Now, again, the LLM can't directly see those bytes, their index in the tokenizer's dictionary, their integer values, etc, etc. It only sees their embedding vectors, which are unordered. So it has no _implicit_ knowledge about those bytes being ordered. Therefore the assertion that addition commutes between Unicode and token indices is irrelevant.
My theory would be that the pretraining data contains lists of Unicode characters. Specifically, lists of unicode characters in order. Naturally, for the obscure ranges of unicode, this results in the LLM seeing counting in UTF-8 bytes. It doesn't initially know what the "value" of each byte is, but naturally it would learn that so that it can correctly predict the next byte.

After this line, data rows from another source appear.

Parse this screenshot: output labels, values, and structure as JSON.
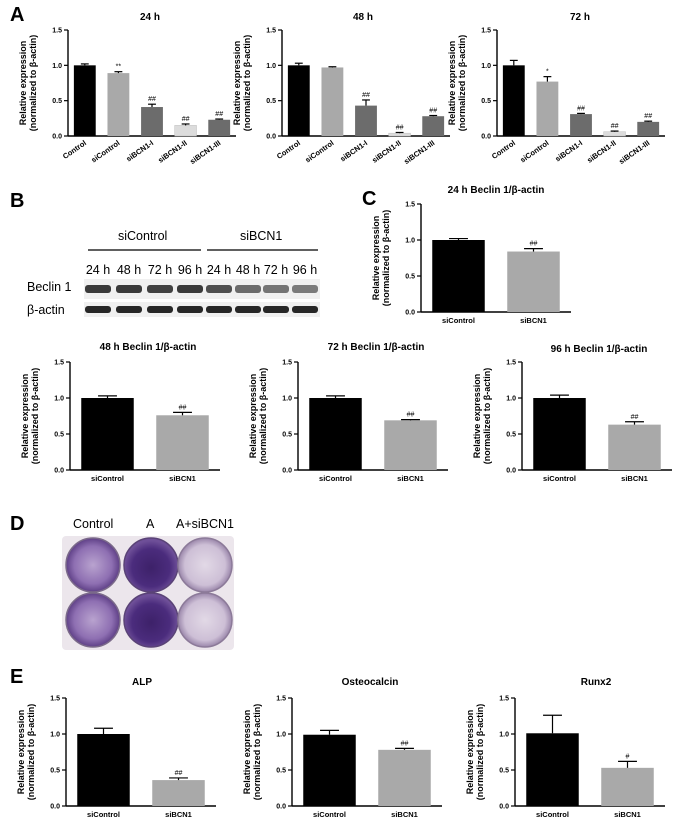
{
  "panels": {
    "A": "A",
    "B": "B",
    "C": "C",
    "D": "D",
    "E": "E"
  },
  "y_axis_label": [
    "Relative expression",
    "(normalized to β-actin)"
  ],
  "western_blot": {
    "group_labels": [
      "siControl",
      "siBCN1"
    ],
    "time_labels": [
      "24 h",
      "48 h",
      "72 h",
      "96 h",
      "24 h",
      "48 h",
      "72 h",
      "96 h"
    ],
    "row_labels": [
      "Beclin 1",
      "β-actin"
    ]
  },
  "plate": {
    "column_labels": [
      "Control",
      "A",
      "A+siBCN1"
    ]
  },
  "colors": {
    "black": "#000000",
    "gray_light": "#a9a9a9",
    "gray_dark": "#6c6c6c",
    "gray_mid": "#8a8a8a",
    "very_light": "#dcdcdc",
    "purple": "#5a3a86"
  },
  "chart_data": [
    {
      "id": "A-24h",
      "type": "bar",
      "title": "24 h",
      "categories": [
        "Control",
        "siControl",
        "siBCN1-I",
        "siBCN1-II",
        "siBCN1-III"
      ],
      "values": [
        1.0,
        0.89,
        0.41,
        0.15,
        0.23
      ],
      "errors": [
        0.02,
        0.02,
        0.04,
        0.02,
        0.01
      ],
      "significance": [
        "",
        "**",
        "##",
        "##",
        "##"
      ],
      "colors": [
        "#000000",
        "#a9a9a9",
        "#6c6c6c",
        "#dcdcdc",
        "#6c6c6c"
      ],
      "ylim": [
        0,
        1.5
      ],
      "yticks": [
        "0.0",
        "0.5",
        "1.0",
        "1.5"
      ]
    },
    {
      "id": "A-48h",
      "type": "bar",
      "title": "48 h",
      "categories": [
        "Control",
        "siControl",
        "siBCN1-I",
        "siBCN1-II",
        "siBCN1-III"
      ],
      "values": [
        1.0,
        0.97,
        0.43,
        0.04,
        0.28
      ],
      "errors": [
        0.03,
        0.01,
        0.08,
        0.01,
        0.01
      ],
      "significance": [
        "",
        "",
        "##",
        "##",
        "##"
      ],
      "colors": [
        "#000000",
        "#a9a9a9",
        "#6c6c6c",
        "#dcdcdc",
        "#6c6c6c"
      ],
      "ylim": [
        0,
        1.5
      ],
      "yticks": [
        "0.0",
        "0.5",
        "1.0",
        "1.5"
      ]
    },
    {
      "id": "A-72h",
      "type": "bar",
      "title": "72 h",
      "categories": [
        "Control",
        "siControl",
        "siBCN1-I",
        "siBCN1-II",
        "siBCN1-III"
      ],
      "values": [
        1.0,
        0.77,
        0.31,
        0.06,
        0.2
      ],
      "errors": [
        0.07,
        0.07,
        0.01,
        0.01,
        0.01
      ],
      "significance": [
        "",
        "*",
        "##",
        "##",
        "##"
      ],
      "colors": [
        "#000000",
        "#a9a9a9",
        "#6c6c6c",
        "#dcdcdc",
        "#6c6c6c"
      ],
      "ylim": [
        0,
        1.5
      ],
      "yticks": [
        "0.0",
        "0.5",
        "1.0",
        "1.5"
      ]
    },
    {
      "id": "C-24h",
      "type": "bar",
      "title": "24 h Beclin 1/β-actin",
      "categories": [
        "siControl",
        "siBCN1"
      ],
      "values": [
        1.0,
        0.84
      ],
      "errors": [
        0.02,
        0.04
      ],
      "significance": [
        "",
        "##"
      ],
      "colors": [
        "#000000",
        "#a9a9a9"
      ],
      "ylim": [
        0,
        1.5
      ],
      "yticks": [
        "0.0",
        "0.5",
        "1.0",
        "1.5"
      ]
    },
    {
      "id": "C-48h",
      "type": "bar",
      "title": "48 h Beclin 1/β-actin",
      "categories": [
        "siControl",
        "siBCN1"
      ],
      "values": [
        1.0,
        0.76
      ],
      "errors": [
        0.03,
        0.04
      ],
      "significance": [
        "",
        "##"
      ],
      "colors": [
        "#000000",
        "#a9a9a9"
      ],
      "ylim": [
        0,
        1.5
      ],
      "yticks": [
        "0.0",
        "0.5",
        "1.0",
        "1.5"
      ]
    },
    {
      "id": "C-72h",
      "type": "bar",
      "title": "72 h Beclin 1/β-actin",
      "categories": [
        "siControl",
        "siBCN1"
      ],
      "values": [
        1.0,
        0.69
      ],
      "errors": [
        0.03,
        0.01
      ],
      "significance": [
        "",
        "##"
      ],
      "colors": [
        "#000000",
        "#a9a9a9"
      ],
      "ylim": [
        0,
        1.5
      ],
      "yticks": [
        "0.0",
        "0.5",
        "1.0",
        "1.5"
      ]
    },
    {
      "id": "C-96h",
      "type": "bar",
      "title": "96 h Beclin 1/β-actin",
      "categories": [
        "siControl",
        "siBCN1"
      ],
      "values": [
        1.0,
        0.63
      ],
      "errors": [
        0.04,
        0.04
      ],
      "significance": [
        "",
        "##"
      ],
      "colors": [
        "#000000",
        "#a9a9a9"
      ],
      "ylim": [
        0,
        1.5
      ],
      "yticks": [
        "0.0",
        "0.5",
        "1.0",
        "1.5"
      ]
    },
    {
      "id": "E-ALP",
      "type": "bar",
      "title": "ALP",
      "categories": [
        "siControl",
        "siBCN1"
      ],
      "values": [
        1.0,
        0.36
      ],
      "errors": [
        0.08,
        0.03
      ],
      "significance": [
        "",
        "##"
      ],
      "colors": [
        "#000000",
        "#a9a9a9"
      ],
      "ylim": [
        0,
        1.5
      ],
      "yticks": [
        "0.0",
        "0.5",
        "1.0",
        "1.5"
      ]
    },
    {
      "id": "E-Osteocalcin",
      "type": "bar",
      "title": "Osteocalcin",
      "categories": [
        "siControl",
        "siBCN1"
      ],
      "values": [
        0.99,
        0.78
      ],
      "errors": [
        0.06,
        0.02
      ],
      "significance": [
        "",
        "##"
      ],
      "colors": [
        "#000000",
        "#a9a9a9"
      ],
      "ylim": [
        0,
        1.5
      ],
      "yticks": [
        "0.0",
        "0.5",
        "1.0",
        "1.5"
      ]
    },
    {
      "id": "E-Runx2",
      "type": "bar",
      "title": "Runx2",
      "categories": [
        "siControl",
        "siBCN1"
      ],
      "values": [
        1.01,
        0.53
      ],
      "errors": [
        0.25,
        0.09
      ],
      "significance": [
        "",
        "#"
      ],
      "colors": [
        "#000000",
        "#a9a9a9"
      ],
      "ylim": [
        0,
        1.5
      ],
      "yticks": [
        "0.0",
        "0.5",
        "1.0",
        "1.5"
      ]
    }
  ]
}
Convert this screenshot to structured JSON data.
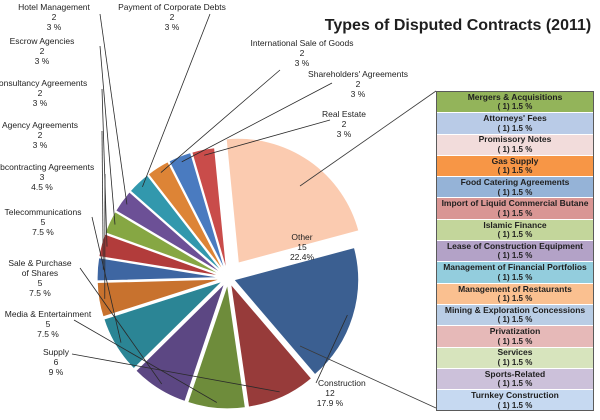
{
  "chart_data": {
    "type": "pie",
    "title": "Types of Disputed Contracts (2011)",
    "slices": [
      {
        "label": "Construction",
        "count": "12",
        "percent": "17.9 %",
        "value": 12,
        "color": "#3b5f91"
      },
      {
        "label": "Supply",
        "count": "6",
        "percent": "9 %",
        "value": 6,
        "color": "#973b3a"
      },
      {
        "label": "Media &  Entertainment",
        "count": "5",
        "percent": "7.5 %",
        "value": 5,
        "color": "#6e8c3b"
      },
      {
        "label": "Sale & Purchase of Shares",
        "count": "5",
        "percent": "7.5 %",
        "value": 5,
        "color": "#5c4783"
      },
      {
        "label": "Telecommunications",
        "count": "5",
        "percent": "7.5 %",
        "value": 5,
        "color": "#2b8595"
      },
      {
        "label": "Subcontracting Agreements",
        "count": "3",
        "percent": "4.5 %",
        "value": 3,
        "color": "#c8722e"
      },
      {
        "label": "Agency Agreements",
        "count": "2",
        "percent": "3 %",
        "value": 2,
        "color": "#3e66a2"
      },
      {
        "label": "Consultancy Agreements",
        "count": "2",
        "percent": "3 %",
        "value": 2,
        "color": "#b23c3b"
      },
      {
        "label": "Escrow Agencies",
        "count": "2",
        "percent": "3 %",
        "value": 2,
        "color": "#86a743"
      },
      {
        "label": "Hotel Management",
        "count": "2",
        "percent": "3 %",
        "value": 2,
        "color": "#6c5096"
      },
      {
        "label": "Payment of Corporate Debts",
        "count": "2",
        "percent": "3 %",
        "value": 2,
        "color": "#3298ad"
      },
      {
        "label": "International Sale of Goods",
        "count": "2",
        "percent": "3 %",
        "value": 2,
        "color": "#dd8436"
      },
      {
        "label": "Shareholders' Agreements",
        "count": "2",
        "percent": "3 %",
        "value": 2,
        "color": "#4a7bc0"
      },
      {
        "label": "Real Estate",
        "count": "2",
        "percent": "3 %",
        "value": 2,
        "color": "#c94c4a"
      },
      {
        "label": "Other",
        "count": "15",
        "percent": "22.4%",
        "value": 15,
        "color": "#fbcbb0"
      }
    ],
    "legend_title_attorneys": "",
    "other_breakdown": [
      {
        "name": "Mergers & Acquisitions",
        "value": "( 1)  1.5 %",
        "color": "#93b45a"
      },
      {
        "name": "Attorneys' Fees",
        "value": "( 1)  1.5 %",
        "color": "#b9cbe7"
      },
      {
        "name": "Promissory Notes",
        "value": "( 1)  1.5 %",
        "color": "#f2dcdb"
      },
      {
        "name": "Gas Supply",
        "value": "( 1)  1.5 %",
        "color": "#f79646"
      },
      {
        "name": "Food Catering Agreements",
        "value": "( 1)  1.5 %",
        "color": "#95b3d7"
      },
      {
        "name": "Import of Liquid Commercial Butane",
        "value": "( 1)  1.5 %",
        "color": "#d99694"
      },
      {
        "name": "Islamic Finance",
        "value": "( 1)  1.5 %",
        "color": "#c3d69b"
      },
      {
        "name": "Lease of Construction Equipment",
        "value": "( 1)  1.5 %",
        "color": "#b3a2c7"
      },
      {
        "name": "Management of Financial Portfolios",
        "value": "( 1)  1.5 %",
        "color": "#93cddd"
      },
      {
        "name": "Management of Restaurants",
        "value": "( 1)  1.5 %",
        "color": "#fac090"
      },
      {
        "name": "Mining & Exploration Concessions",
        "value": "( 1)  1.5 %",
        "color": "#b9cde5"
      },
      {
        "name": "Privatization",
        "value": "( 1)  1.5 %",
        "color": "#e6b9b8"
      },
      {
        "name": "Services",
        "value": "( 1)  1.5 %",
        "color": "#d7e4bd"
      },
      {
        "name": "Sports-Related",
        "value": "( 1)  1.5 %",
        "color": "#ccc1da"
      },
      {
        "name": "Turnkey Construction",
        "value": "( 1)  1.5 %",
        "color": "#c6d9f1"
      }
    ]
  }
}
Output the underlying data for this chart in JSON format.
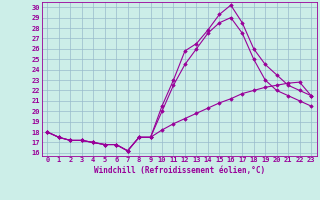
{
  "xlabel": "Windchill (Refroidissement éolien,°C)",
  "bg_color": "#cceee8",
  "line_color": "#990099",
  "grid_color": "#99bbcc",
  "xlim_min": -0.5,
  "xlim_max": 23.5,
  "ylim_min": 15.7,
  "ylim_max": 30.5,
  "yticks": [
    16,
    17,
    18,
    19,
    20,
    21,
    22,
    23,
    24,
    25,
    26,
    27,
    28,
    29,
    30
  ],
  "xticks": [
    0,
    1,
    2,
    3,
    4,
    5,
    6,
    7,
    8,
    9,
    10,
    11,
    12,
    13,
    14,
    15,
    16,
    17,
    18,
    19,
    20,
    21,
    22,
    23
  ],
  "series1_x": [
    0,
    1,
    2,
    3,
    4,
    5,
    6,
    7,
    8,
    9,
    10,
    11,
    12,
    13,
    14,
    15,
    16,
    17,
    18,
    19,
    20,
    21,
    22,
    23
  ],
  "series1_y": [
    18.0,
    17.5,
    17.2,
    17.2,
    17.0,
    16.8,
    16.8,
    16.2,
    17.5,
    17.5,
    20.5,
    23.0,
    25.8,
    26.5,
    27.8,
    29.3,
    30.2,
    28.5,
    26.0,
    24.5,
    23.5,
    22.5,
    22.0,
    21.5
  ],
  "series2_x": [
    0,
    1,
    2,
    3,
    4,
    5,
    6,
    7,
    8,
    9,
    10,
    11,
    12,
    13,
    14,
    15,
    16,
    17,
    18,
    19,
    20,
    21,
    22,
    23
  ],
  "series2_y": [
    18.0,
    17.5,
    17.2,
    17.2,
    17.0,
    16.8,
    16.8,
    16.2,
    17.5,
    17.5,
    20.0,
    22.5,
    24.5,
    26.0,
    27.5,
    28.5,
    29.0,
    27.5,
    25.0,
    23.0,
    22.0,
    21.5,
    21.0,
    20.5
  ],
  "series3_x": [
    0,
    1,
    2,
    3,
    4,
    5,
    6,
    7,
    8,
    9,
    10,
    11,
    12,
    13,
    14,
    15,
    16,
    17,
    18,
    19,
    20,
    21,
    22,
    23
  ],
  "series3_y": [
    18.0,
    17.5,
    17.2,
    17.2,
    17.0,
    16.8,
    16.8,
    16.2,
    17.5,
    17.5,
    18.2,
    18.8,
    19.3,
    19.8,
    20.3,
    20.8,
    21.2,
    21.7,
    22.0,
    22.3,
    22.5,
    22.7,
    22.8,
    21.5
  ]
}
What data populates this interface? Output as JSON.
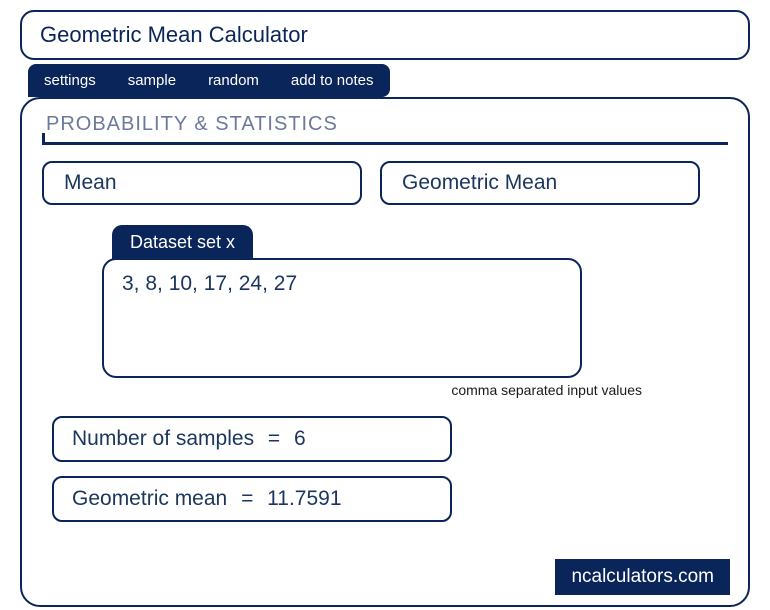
{
  "title": "Geometric Mean Calculator",
  "tabs": {
    "settings": "settings",
    "sample": "sample",
    "random": "random",
    "notes": "add to notes"
  },
  "section_header": "PROBABILITY & STATISTICS",
  "chips": {
    "mean": "Mean",
    "geometric_mean": "Geometric Mean"
  },
  "dataset": {
    "label": "Dataset set x",
    "value": "3, 8, 10, 17, 24, 27",
    "helper": "comma separated input values"
  },
  "results": {
    "samples_label": "Number of samples",
    "samples_value": "6",
    "geomean_label": "Geometric mean",
    "geomean_value": "11.7591",
    "equals": "="
  },
  "footer": "ncalculators.com",
  "colors": {
    "primary": "#0a2559",
    "text": "#1a365d",
    "muted": "#6b7a99",
    "background": "#ffffff"
  }
}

The same occurs for English letters. It doesn't start with any knowledge about what order they are in. It only learns the ordered alphabet through seeing examples.
(The inverse applies, of course, since the output is also unordered.)
Maybe this is a nitpick? But it seems important to me, because it's the difference between a rather simple mechanism:
output[i] = input[i] + 1
and a more complex mechanism:
c = to_utf8_byte_index(input[i]) c = c + 1 output[i] = from_utf8_byte_index(c)
Your description of Old English is a bit odd. It's certainly very different from modern English, but it's its direct ancestor and both languages are Germanic.
For example, when ChatGPT was outputting nonsense in Georgian, Claude was speaking it fluently, when ChatGPT learned Georgian, Claude was able to speak Mingrelian.